TPR is currently consulting on various aspects of trusteeship and scheme governance. One of the big questions it has asked the industry is: should an accredited professional trustee be required on every board?
The mallowstreet Trustee Survey indicates that UK pension schemes are largely divided on this:
· 51% say no
· 40% think yes,
· and 9% have no opinion.
The Trustee Survey’s respondents are equally divided on whether accredited certifications hold any value – 45% say no, and 55% think yes (of which half are in favour of the certificate coming from an administered in-person exam, and half prefer it to be from a self-administered test).
What are your thoughts, do you agree with your peers?

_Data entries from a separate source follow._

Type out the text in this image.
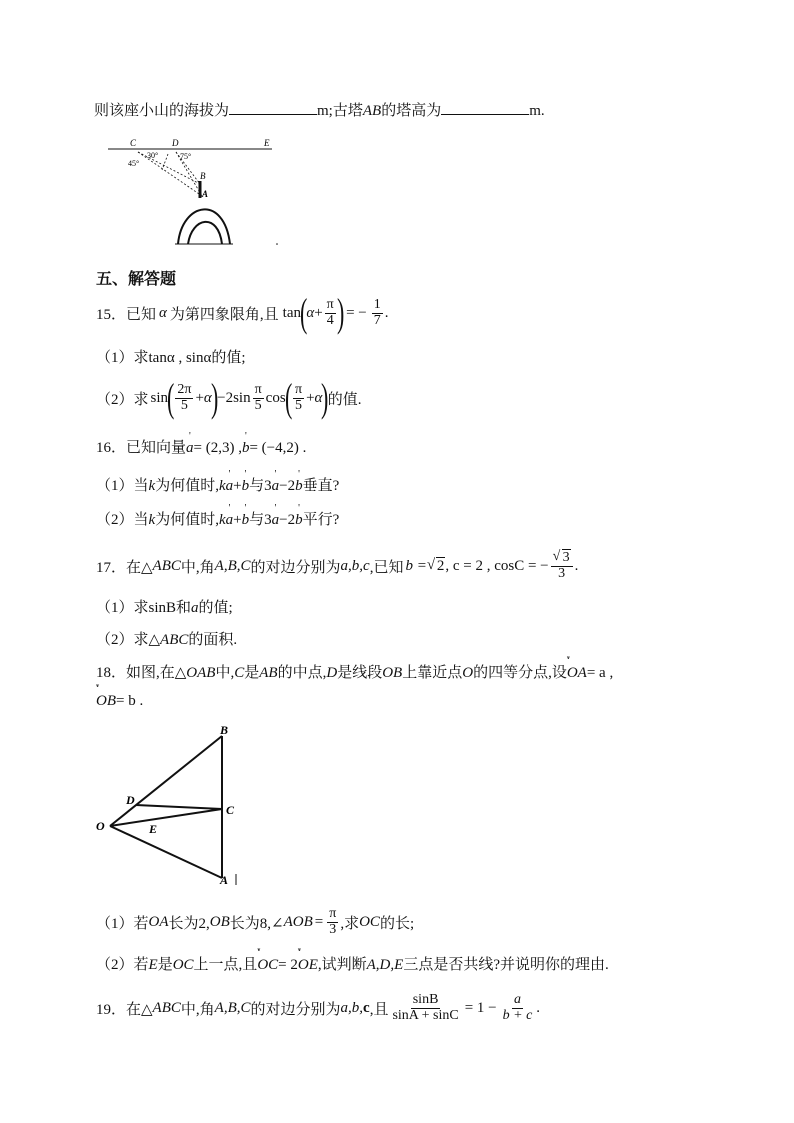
则该座小山的海拔为	m;古塔AB的塔高为	m.
C	D	E
B
A
30°	75°
45°
五、解答题
15．已知 α 为第四象限角,且 tan
(
$\alpha + \frac{\pi}{4}$ ) = − $\frac{1}{7}$ .
（1）求tanα , sinα的值;
（2）求 sin
( $\frac{2\pi}{5} + \alpha$
)
$-2\sin \frac{\pi}{5}$ cos
( $\frac{\pi}{5} + \alpha$
)
的值.
16．已知向量' a= (2,3) ,' b= (−4,2) .
（1）当k为何值时,k' a+' b与3' a−2' b垂直?
（2）当k为何值时,k' a+' b与3' a−2' b平行?
17．在△ ABC 中,角 A,B,C 的对边分别为 a,b,c ,已知 b = √ 2 , c = 2 , cosC = − √ $\frac{3}{3}$ .
（1）求sinB和a的值;
（2）求△ABC的面积.
18．如图,在△OAB中,C是AB的中点,D是线段OB上靠近点O的四等分点,设ᵛᵛᵛ OA= a ,
ᵛᵛᵛ OB= b .
B
D
C
O	E
A
（1）若 OA 长为2, OB 长为8,∠ AOB = $\frac{\pi}{3}$ ,求 OC 的长;
（2）若E是OC上一点,且ᵛᵛᵛ OC= 2ᵛᵛᵛ OE,试判断A,D,E三点是否共线?并说明你的理由.
19．在△ ABC 中,角 A,B,C 的对边分别为 a,b, c ,且 $\frac{\sin B}{\sin A + \sin C} = 1 - \frac{a}{b + c}$ .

Or would you like to voice your opinion on whether there should be a professional trustee on every board?
With the survey closing very soon, every opinion matters. Click here to take the survey and within 15 minutes, help influence your peers.
About the Trustee Survey
mallowstreet, together with the Pensions and Lifetime Savings Association, the Pensions Management Institute and the Association of Member Nominated Trustees, have launched an annual Trustee Survey to take the pulse of the nation’s pension trustees.
The trustee landscape is changing; from freedom and choice to climate change and technology, there is a growing range of things trustees need to keep on top of. This complexity is reflected in a proliferation of regulatory requirements and increased demand for professional trustees.

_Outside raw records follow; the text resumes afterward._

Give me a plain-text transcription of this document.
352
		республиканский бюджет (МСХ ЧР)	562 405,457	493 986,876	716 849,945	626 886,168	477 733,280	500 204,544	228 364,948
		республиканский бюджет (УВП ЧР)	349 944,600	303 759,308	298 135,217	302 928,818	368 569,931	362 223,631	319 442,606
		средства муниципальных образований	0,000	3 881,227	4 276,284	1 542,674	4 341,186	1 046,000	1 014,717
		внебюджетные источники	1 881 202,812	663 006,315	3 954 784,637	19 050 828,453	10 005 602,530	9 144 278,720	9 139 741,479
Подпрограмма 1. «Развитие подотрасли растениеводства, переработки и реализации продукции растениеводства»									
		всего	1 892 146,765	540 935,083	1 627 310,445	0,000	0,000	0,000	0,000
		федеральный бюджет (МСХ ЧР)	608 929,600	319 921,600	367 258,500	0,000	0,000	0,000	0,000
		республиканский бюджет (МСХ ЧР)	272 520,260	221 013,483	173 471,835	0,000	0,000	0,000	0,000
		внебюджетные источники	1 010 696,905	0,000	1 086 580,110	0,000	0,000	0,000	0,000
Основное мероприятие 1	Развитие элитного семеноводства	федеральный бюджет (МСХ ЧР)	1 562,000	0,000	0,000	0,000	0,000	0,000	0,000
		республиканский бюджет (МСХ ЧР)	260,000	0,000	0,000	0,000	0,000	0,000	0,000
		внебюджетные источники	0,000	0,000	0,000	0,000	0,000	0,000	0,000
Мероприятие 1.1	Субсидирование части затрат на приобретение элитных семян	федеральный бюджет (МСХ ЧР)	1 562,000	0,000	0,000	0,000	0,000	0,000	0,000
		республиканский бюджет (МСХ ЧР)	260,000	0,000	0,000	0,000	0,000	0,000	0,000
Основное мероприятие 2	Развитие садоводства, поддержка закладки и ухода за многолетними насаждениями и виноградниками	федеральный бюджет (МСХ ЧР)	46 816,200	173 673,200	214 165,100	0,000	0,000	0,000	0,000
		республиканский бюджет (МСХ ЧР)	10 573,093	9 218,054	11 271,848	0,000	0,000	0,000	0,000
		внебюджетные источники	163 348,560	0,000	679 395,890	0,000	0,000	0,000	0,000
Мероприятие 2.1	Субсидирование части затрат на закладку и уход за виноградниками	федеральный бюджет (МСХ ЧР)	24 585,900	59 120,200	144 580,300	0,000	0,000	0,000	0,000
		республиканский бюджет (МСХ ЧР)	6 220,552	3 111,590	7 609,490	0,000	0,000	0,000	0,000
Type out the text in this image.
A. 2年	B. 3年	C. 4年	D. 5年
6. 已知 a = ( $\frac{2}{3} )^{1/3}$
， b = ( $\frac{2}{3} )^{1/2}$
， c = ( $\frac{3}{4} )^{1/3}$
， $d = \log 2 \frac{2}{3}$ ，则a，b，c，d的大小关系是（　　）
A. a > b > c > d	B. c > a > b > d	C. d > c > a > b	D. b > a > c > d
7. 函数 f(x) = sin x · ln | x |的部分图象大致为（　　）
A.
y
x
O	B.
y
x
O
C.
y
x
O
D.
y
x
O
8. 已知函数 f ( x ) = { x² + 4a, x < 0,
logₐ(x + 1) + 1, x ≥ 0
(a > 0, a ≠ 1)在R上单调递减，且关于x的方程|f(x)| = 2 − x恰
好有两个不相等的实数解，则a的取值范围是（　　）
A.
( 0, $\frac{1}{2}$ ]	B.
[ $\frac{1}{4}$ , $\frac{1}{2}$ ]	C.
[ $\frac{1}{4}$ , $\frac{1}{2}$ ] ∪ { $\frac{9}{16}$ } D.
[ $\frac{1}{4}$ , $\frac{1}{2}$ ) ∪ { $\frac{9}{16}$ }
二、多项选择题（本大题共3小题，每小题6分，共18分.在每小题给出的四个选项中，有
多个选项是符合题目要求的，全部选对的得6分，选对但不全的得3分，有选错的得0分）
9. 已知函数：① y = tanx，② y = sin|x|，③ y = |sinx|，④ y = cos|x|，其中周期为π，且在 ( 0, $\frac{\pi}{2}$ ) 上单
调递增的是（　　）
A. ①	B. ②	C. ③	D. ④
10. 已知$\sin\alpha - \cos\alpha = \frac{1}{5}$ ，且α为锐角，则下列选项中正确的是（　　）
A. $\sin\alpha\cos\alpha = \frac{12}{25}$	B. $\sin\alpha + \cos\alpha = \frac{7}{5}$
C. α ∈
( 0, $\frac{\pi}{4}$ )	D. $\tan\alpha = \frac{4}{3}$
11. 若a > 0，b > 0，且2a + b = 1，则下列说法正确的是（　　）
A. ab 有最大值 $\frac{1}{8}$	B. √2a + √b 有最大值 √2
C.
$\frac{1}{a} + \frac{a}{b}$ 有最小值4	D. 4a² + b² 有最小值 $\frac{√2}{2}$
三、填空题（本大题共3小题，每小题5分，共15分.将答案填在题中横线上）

Given these demands on trustees, how can they make sure they are up to date on developments in regulation, investments and member engagement? Are their training needs being fulfilled, and do they have the resources they need to act in members’ interests? How satisfied are they with their role – and how is their effectiveness being assessed?
The mallowstreet Trustee Survey seeks to answer these and more questions by offering a forum where trustees can share their experience and views anonymously.
The results of the report will be shared with those who have taken part in the research, as well as the wider trustee community. The findings will also be taken to The Pensions Regulator and government to campaign for trustees’ needs.